PW blew the lead out to 60-34 before the starting five all walked off together with 39 seconds left. Fiona Gooneratne and Angelina Balcer, the other cogs to the machine this season, were the first to meet them after the coaches as the Colonials reveled in their perfect finish.

“It’s probably the best feeling ever,” Thomas said.

“I wouldn’t say I’m perfect, but to be 34-0 is truly incredible,” Sharpe said. “I couldn’t be happier.”

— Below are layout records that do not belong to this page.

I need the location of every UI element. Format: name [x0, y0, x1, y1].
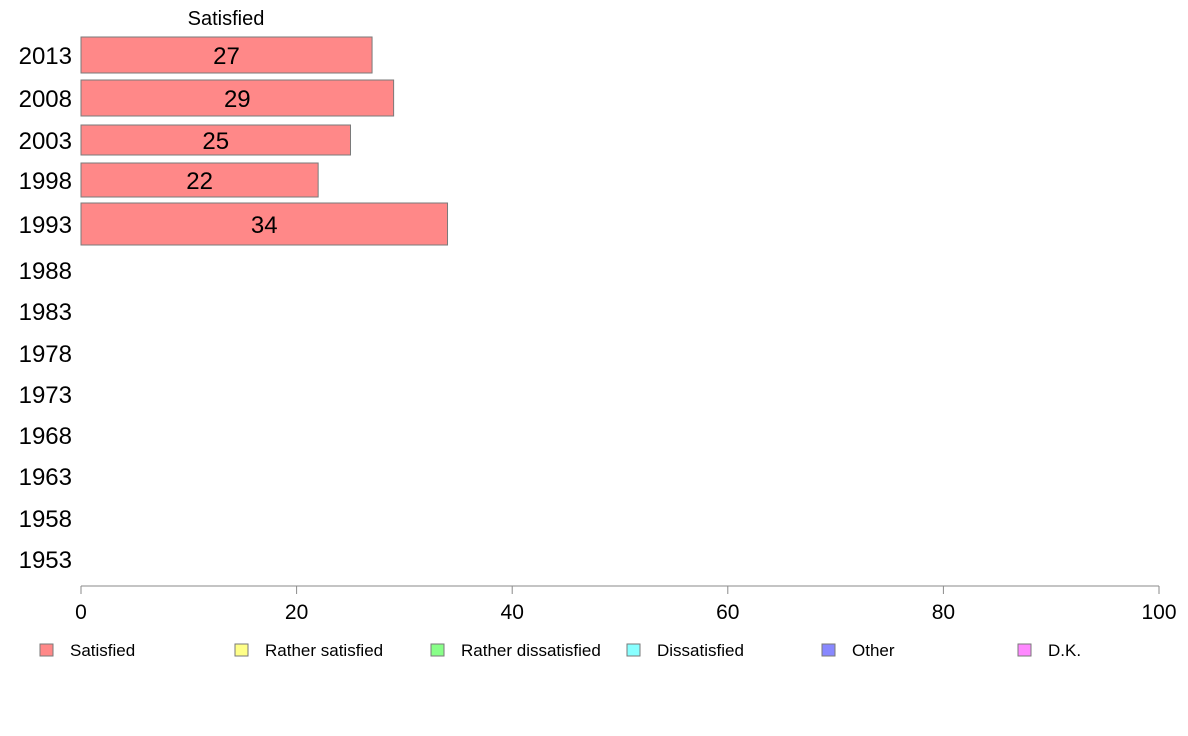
legend-label-d-k-: D.K.: [1048, 641, 1081, 660]
x-tick-label: 100: [1141, 601, 1176, 624]
legend-label-satisfied: Satisfied: [70, 641, 135, 660]
legend-swatch-other: [821, 643, 836, 657]
x-tick-label: 20: [285, 601, 308, 624]
year-label: 1973: [19, 382, 72, 409]
legend-label-dissatisfied: Dissatisfied: [657, 641, 744, 660]
bar-value-label: 29: [224, 86, 251, 113]
year-label: 1978: [19, 341, 72, 368]
year-label: 1998: [19, 168, 72, 195]
x-tick-label: 80: [932, 601, 955, 624]
bar-value-label: 27: [213, 43, 240, 70]
x-tick-label: 40: [501, 601, 524, 624]
legend-label-other: Other: [852, 641, 895, 660]
x-axis: 0 20 40 60 80 100: [75, 585, 1177, 624]
bar-value-label: 22: [186, 168, 213, 195]
legend-swatch-rather-satisfied: [234, 643, 249, 657]
year-label: 1993: [19, 212, 72, 239]
legend-swatch-satisfied: [39, 643, 54, 657]
bar-satisfied-2013: [80, 36, 373, 74]
bars: [80, 36, 449, 246]
year-label: 2003: [19, 128, 72, 155]
year-label: 1963: [19, 464, 72, 491]
year-labels: 2013 2008 2003 1998 1993 1988 1983 1978 1973 1968…: [19, 43, 72, 574]
legend-swatch-dissatisfied: [626, 643, 641, 657]
column-title: Satisfied: [188, 8, 265, 30]
bar-satisfied-2003: [80, 124, 351, 156]
year-label: 2013: [19, 43, 72, 70]
year-label: 1958: [19, 506, 72, 533]
year-label: 1968: [19, 423, 72, 450]
bar-satisfied-1993: [80, 202, 449, 246]
legend: Satisfied Rather satisfied Rather dissatis…: [39, 641, 1081, 660]
bar-satisfied-2008: [80, 79, 395, 117]
year-label: 1983: [19, 299, 72, 326]
year-label: 1953: [19, 547, 72, 574]
legend-swatch-rather-dissatisfied: [430, 643, 445, 657]
legend-label-rather-satisfied: Rather satisfied: [265, 641, 383, 660]
bar-satisfied-1998: [80, 162, 319, 198]
year-label: 2008: [19, 86, 72, 113]
legend-label-rather-dissatisfied: Rather dissatisfied: [461, 641, 601, 660]
legend-swatch-d-k-: [1017, 643, 1032, 657]
x-tick-label: 60: [716, 601, 739, 624]
x-tick-label: 0: [75, 601, 87, 624]
bar-value-label: 34: [251, 212, 278, 239]
value-labels: 27 29 25 22 34: [186, 43, 277, 239]
year-label: 1988: [19, 258, 72, 285]
bar-value-label: 25: [202, 128, 229, 155]
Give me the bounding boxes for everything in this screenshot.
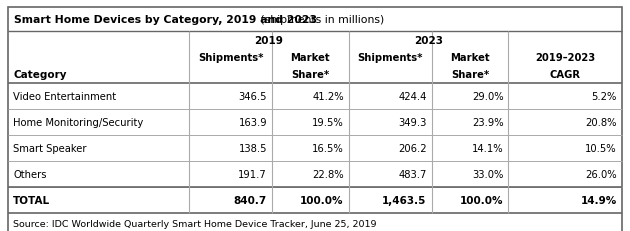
Text: 163.9: 163.9 <box>238 118 267 128</box>
Text: Category: Category <box>13 70 67 80</box>
Text: Source: IDC Worldwide Quarterly Smart Home Device Tracker, June 25, 2019: Source: IDC Worldwide Quarterly Smart Ho… <box>13 219 377 228</box>
Text: Shipments*: Shipments* <box>357 53 423 63</box>
Text: (shipments in millions): (shipments in millions) <box>257 15 384 25</box>
Text: Shipments*: Shipments* <box>198 53 263 63</box>
Text: 346.5: 346.5 <box>239 92 267 102</box>
Text: 100.0%: 100.0% <box>301 195 344 205</box>
Text: 20.8%: 20.8% <box>585 118 617 128</box>
Text: TOTAL: TOTAL <box>13 195 50 205</box>
Text: 424.4: 424.4 <box>398 92 427 102</box>
Text: 33.0%: 33.0% <box>472 169 503 179</box>
Text: Smart Speaker: Smart Speaker <box>13 143 86 153</box>
Text: 840.7: 840.7 <box>234 195 267 205</box>
Text: 29.0%: 29.0% <box>472 92 503 102</box>
Text: 41.2%: 41.2% <box>312 92 344 102</box>
Text: Market: Market <box>290 53 330 63</box>
Text: Video Entertainment: Video Entertainment <box>13 92 116 102</box>
Text: Home Monitoring/Security: Home Monitoring/Security <box>13 118 143 128</box>
Text: 19.5%: 19.5% <box>312 118 344 128</box>
Text: CAGR: CAGR <box>550 70 581 80</box>
Text: 2019: 2019 <box>255 36 284 46</box>
Text: Share*: Share* <box>291 70 329 80</box>
Text: 5.2%: 5.2% <box>592 92 617 102</box>
Text: 2019–2023: 2019–2023 <box>535 53 595 63</box>
Text: 10.5%: 10.5% <box>585 143 617 153</box>
Text: 14.1%: 14.1% <box>472 143 503 153</box>
Text: 191.7: 191.7 <box>238 169 267 179</box>
Text: Market: Market <box>450 53 490 63</box>
Text: 23.9%: 23.9% <box>472 118 503 128</box>
Text: 1,463.5: 1,463.5 <box>382 195 427 205</box>
Text: 483.7: 483.7 <box>398 169 427 179</box>
Text: Smart Home Devices by Category, 2019 and 2023: Smart Home Devices by Category, 2019 and… <box>14 15 317 25</box>
Text: 14.9%: 14.9% <box>581 195 617 205</box>
Text: 349.3: 349.3 <box>398 118 427 128</box>
Text: 206.2: 206.2 <box>398 143 427 153</box>
Text: 138.5: 138.5 <box>239 143 267 153</box>
Text: 2023: 2023 <box>414 36 443 46</box>
Text: 22.8%: 22.8% <box>312 169 344 179</box>
Text: 26.0%: 26.0% <box>585 169 617 179</box>
Text: Others: Others <box>13 169 47 179</box>
Text: 100.0%: 100.0% <box>460 195 503 205</box>
Text: Share*: Share* <box>451 70 489 80</box>
Text: 16.5%: 16.5% <box>312 143 344 153</box>
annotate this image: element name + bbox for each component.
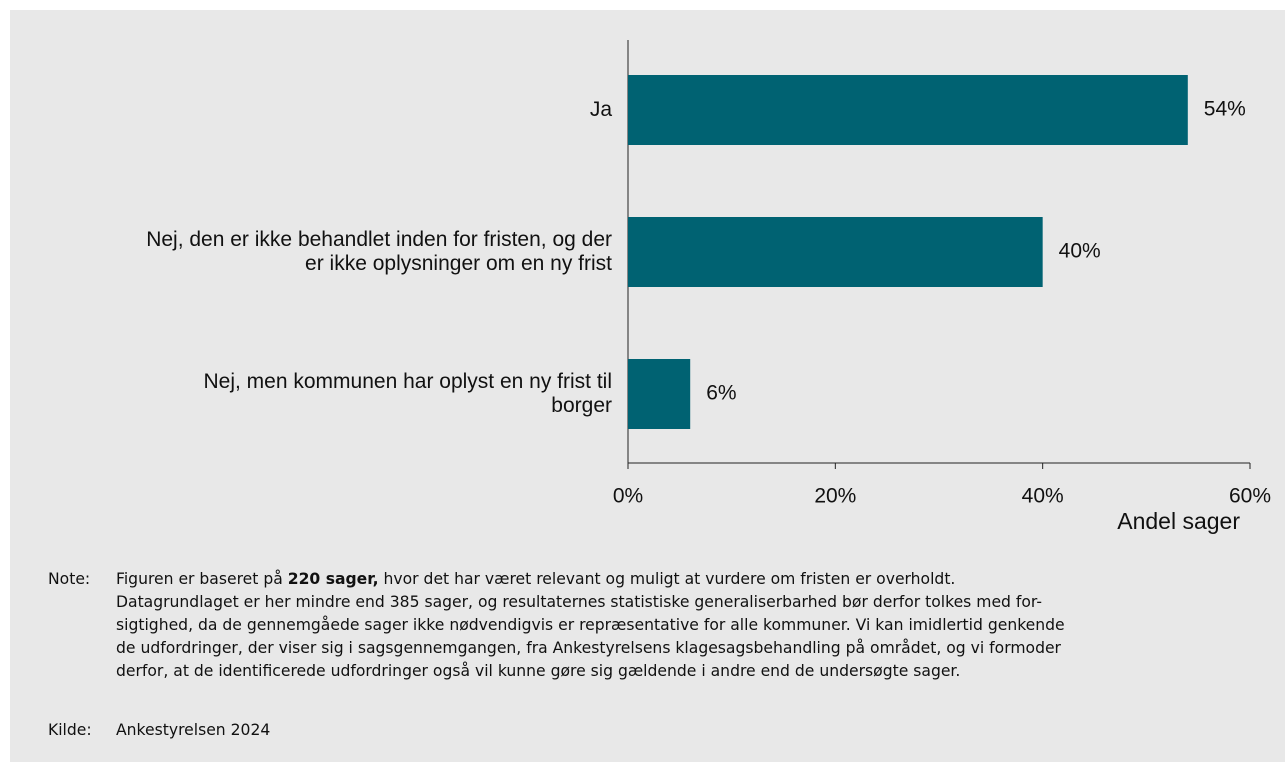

No matter what else they go on to do, where their basketball careers lead or life beyond that, nothing will ever take away what the Colonials did this winter.  Each player had their own part, their own path but together, there’s only one way to sum it all up.

It was perfection.

Plymouth Whitemarsh 60, Mt. Lebanon 40
PLYMOUTH WHITEMARSH 15 10 16 19 – 60
MT. LEBANON 7 4 6 23 – 40
 
PW: Kaitlyn Flanagan 1 0-0 2, Erin Daley 5 6-6 17, Abby Sharpe 10 3-4 26, Lainey Allen 4 0-0 8, Jordyn Thomas 3 0-2 7. Totals: 23 9-12 60
 
ML: Anna Streiff 0 1-2 1, Gina Smith 1 1-2 4, Brooke Collins 7 0-0 17, Ashleigh Connor 5 1-3 12, Reagan Murdoch 1 0-0 3, Jenny Smith 1 0-0 3. Totals: 15 3-7 40
3-pointers: PW – Sharpe 3, Daley, Thomas; ML – Collins 3, Connor, Murdoch, Smith, Smith
Plymouth-Whitemarsh poses for a photo after defeating Mount Lebanon in the PIAA 6A girls basketball championship at the Giant Center in Hershey, PA on Saturday, March 26, 2022.